Gross and Norquist exchanged a few shots when Norquist called Social Security a Ponzi scheme - a "pay as you go" scheme with no saving for you. Gross rejected that, because in Ponzi schemes, the bottom tier never sees a return, which is not the case in Social Security. She then pointed out that the personal retirement accounts Norquist advocates holds much more potential for loss of investment than the system it would replace. Norquist would have none of it - risk can be managed in his plan, and Social Security takes from current investors and pays the former investors, and so is a Ponzi scheme.
By Norquist's strict logic, a bank teller who uses the cash I just deposited in my account to pay the person behind me in line a withdrawal from theirs is involving the bank in a Ponzi scheme. What investment in existence could
survivefulfill the request of its investors to withdraw their funds simultaneously? Is it all a Ponzi scheme? No.

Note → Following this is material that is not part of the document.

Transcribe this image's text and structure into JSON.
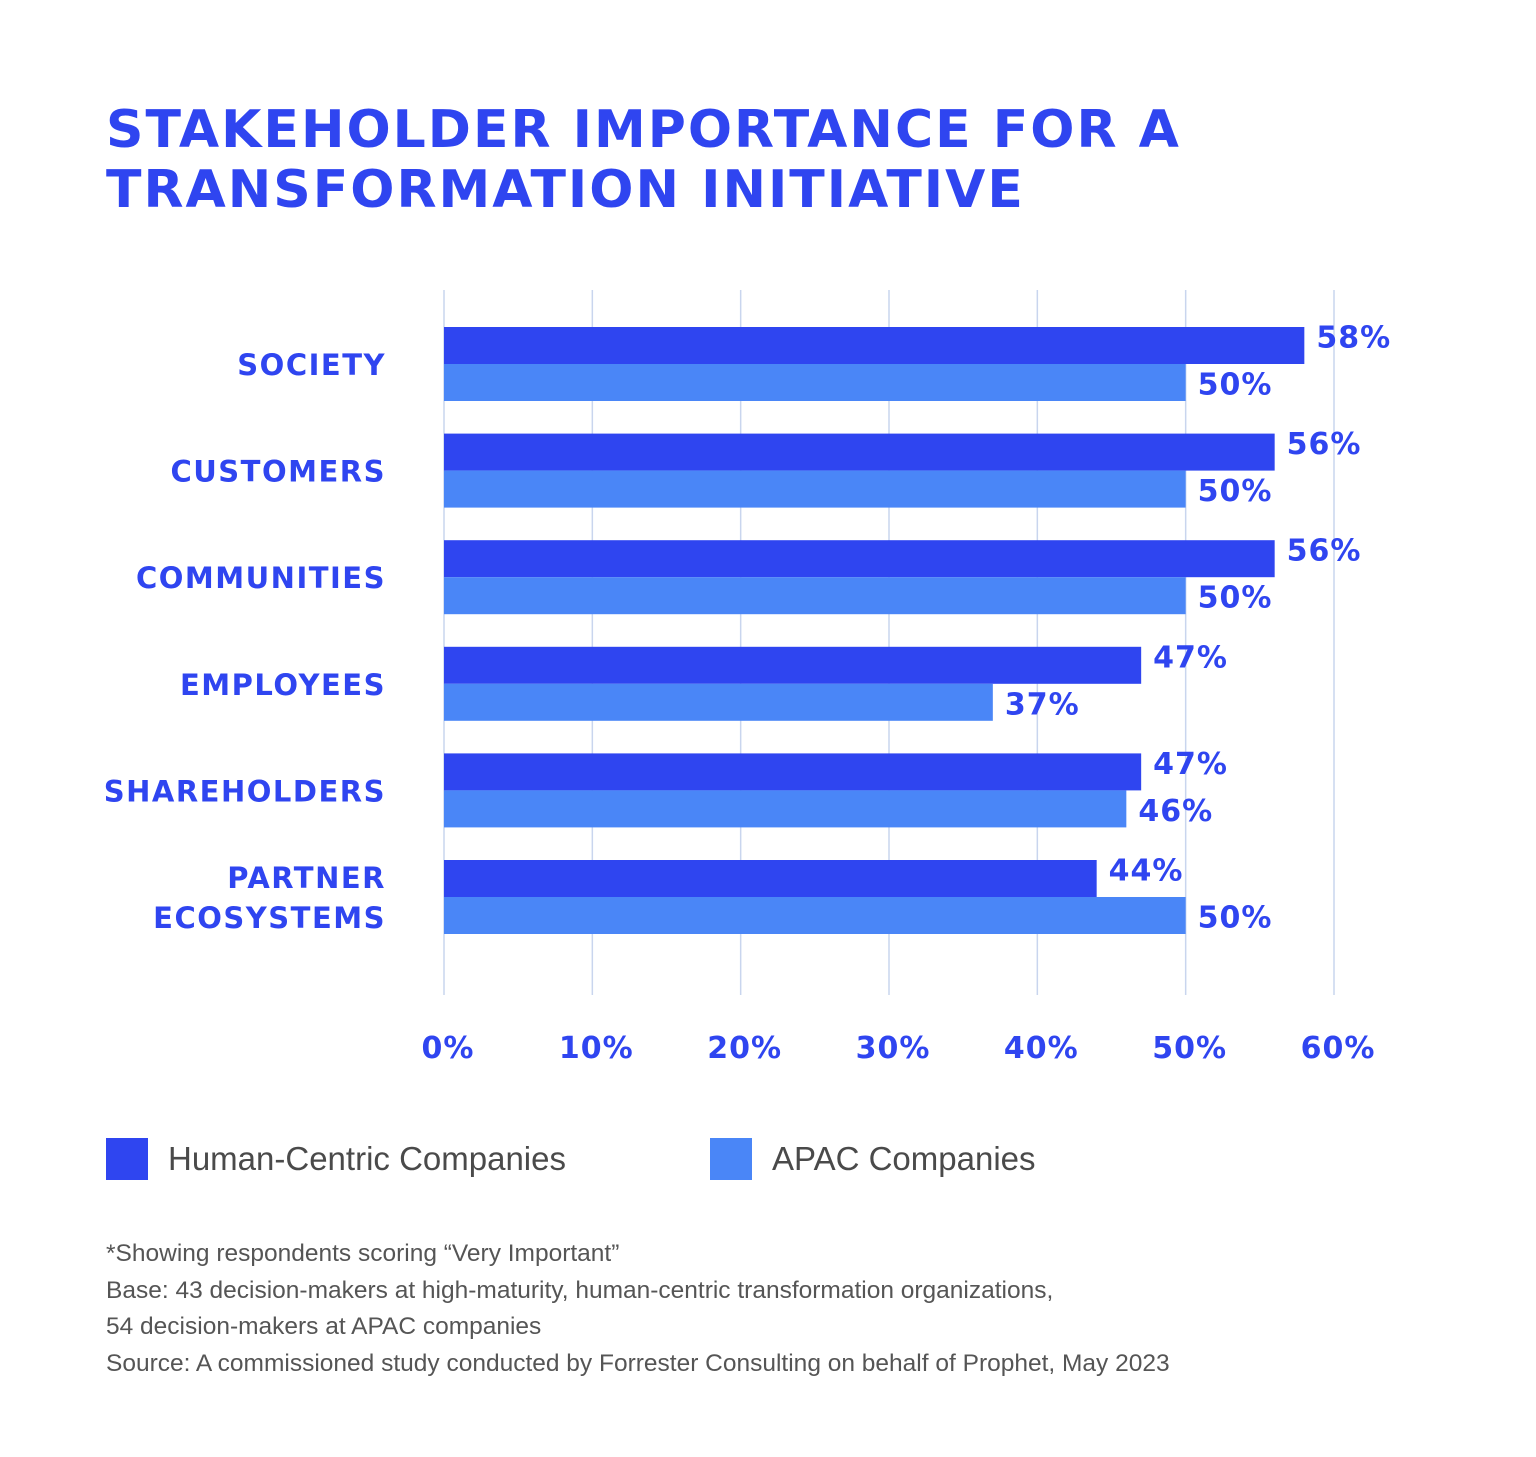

The Social Security program, like any arrangement involving money, is in danger of Ponzification, but it can be managed effectively, and should continue to be. It was built on a principle: we the working Americans support our own. The solvency of Social Security is not based on the empty promises of a 'get rich quick' quack, it's based on the surer guarantees of the American worker's power to create wealth. It's meant to provide a basic level of protection against the chances of life, not a ticket to Easy Street. No one was ever intended to get wealthy from Social Security funds, and no one ever should. This especially applies to those investment firms looking for a little governmental cash cow.
The real highlight of the interview, however, was when Norquist's rhetoric portrayed those who would defend the estate tax as exercising the morality of the Holocaust.
Governments should treat all people fairly, said Norquist, and the estate tax singles out a small minority (those few citizens who amass enough wealth to qualify for it). If we justify the estate tax by saying, "Only a small percent of Americans are affected - it doesn't affect the majority of American citizens; it doesn't affect you," then Norquist informs us that we are using the morality of the Holocaust, of apartheid, and of East Germany's Soviet rule.
Dividing people so that you can mug them one at a time is a bad thing to do, whether you're doing it on racial grounds, religious grounds or 'whether you work on Saturdays or not' grounds, or economic grounds.There have been four US estate taxes and only this one has lasted so long. It was enacted in the thirties, when the gap between the wealthy and the poor had never been greater in this country. When this country entered WW2, the estate tax had helped to build and equip the military that eventually shut the Holocaust down. Now those who support the estate tax are supposed to be the moral equivalent of the people who perpetrated the Holocaust?
Charging the wealthy in a progressive tax system is simply not the moral equivalent of state-sponsored genocide. I can feel no great remorse in turning away from the awful plight of the wealthy here. The wealthy can pay someone to feel sorry for them, and Grover Norquist seems to be doing an admirable job, wouldn't you say?